The Awassi Express. (Beth Clifton collage)
Losses of five times the norm
Australian government records, Animals Australia said, show that “the directors of Emanuel Exports and associated companies have been involved in over 30 voyages since 2005 on which more than 1,000 animals perished on each shipment.”
The Australian Livestock Exporters’ Council claims the live export industry as a whole has a death-in-transit rate of 0.71%, but the death rate on the August 2017 Awassi Express voyage was more than five times as high.

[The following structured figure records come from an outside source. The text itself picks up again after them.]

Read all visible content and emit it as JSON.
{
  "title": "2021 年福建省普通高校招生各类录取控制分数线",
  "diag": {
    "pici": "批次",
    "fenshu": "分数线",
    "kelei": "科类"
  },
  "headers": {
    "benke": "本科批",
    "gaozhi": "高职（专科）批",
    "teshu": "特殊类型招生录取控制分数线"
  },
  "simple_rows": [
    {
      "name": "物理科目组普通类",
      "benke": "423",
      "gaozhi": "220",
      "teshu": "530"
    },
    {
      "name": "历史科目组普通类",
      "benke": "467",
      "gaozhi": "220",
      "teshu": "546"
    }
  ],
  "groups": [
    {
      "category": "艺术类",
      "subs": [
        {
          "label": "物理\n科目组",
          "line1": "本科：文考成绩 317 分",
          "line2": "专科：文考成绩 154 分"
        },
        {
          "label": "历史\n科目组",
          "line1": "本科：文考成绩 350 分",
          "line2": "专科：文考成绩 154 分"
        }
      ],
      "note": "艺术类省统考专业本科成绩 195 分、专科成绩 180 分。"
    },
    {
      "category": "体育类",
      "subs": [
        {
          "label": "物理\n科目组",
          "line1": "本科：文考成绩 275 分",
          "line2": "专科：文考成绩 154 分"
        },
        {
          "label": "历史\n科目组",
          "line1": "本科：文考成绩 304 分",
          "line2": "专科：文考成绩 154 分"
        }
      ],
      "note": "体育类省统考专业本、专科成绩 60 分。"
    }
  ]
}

“Whalers off Twofold Bay, New South Wales, 1867” by Oswald Brierly.
Whaling ended Down Under 40 years ago
Australia, once a major participant in commercial whaling, left the whaling industry at the beginning of 1979, a year before Animals Australia was formed by authors Peter Singer and Christine Townend as the Australian Federation of Animal Societies. Both Singer and Townend long ago left active roles with the organization, which has now been headed by Glenys Oogjes for more than 30 years, with former South Australian police officer Lyn White as director of strategy since 2003, leading the campaign against live export.
An Australian whaler last killed a whale on November 20, 1978, “after two centuries of slaughter and the deaths of tens of thousands of animals,” the Animals Australia web site recalls.
Similar arguments were made in defense of whaling “that we now hear in support of live export,” Animals Australia recounts. “Jobs depended on it; whaling underpinned regional economies; and what would local communities do instead?

(Beth Clifton collage)
“When whaling ended, that was it”
“Economic pressures meant that in some ways, the whaling industry was likely sailing towards the end regardless of public opinion,” Animals Australia acknowledges.
“But even still, the Cheynes Beach Whaling Company at Albany, Western Australia, had killed about 1,000 whales each year in its three and a half decade history — and was only a few whales short of its annual quota when its boats returned to port for the last time.
“When whaling ended, that was it,” the Animals Australia web site concludes. “There was no direct alternative for those involved in the industry. In contrast, we have a viable alternative to live export — boxed meat — and it is already worth eight times as much to our country’s economy. The vast majority of jobs currently supported by live export — producers, stockmen, shearers, truck drivers — will still exist if all animals are processed domestically.”

Beth & Merritt Clifton
Animals 24-7
Also posting a web site entitled “10 ways veggie burgers can help fix the world,” Animals Australia favors a transition to a vegan world, but sees no contradiction between seeking animal welfare reforms that will reduce suffering, such as abolishing live shipments of sheep and cattle, at the same time as promoting veganism to those who are willing to make personal commitments to ending animal exploitation altogether.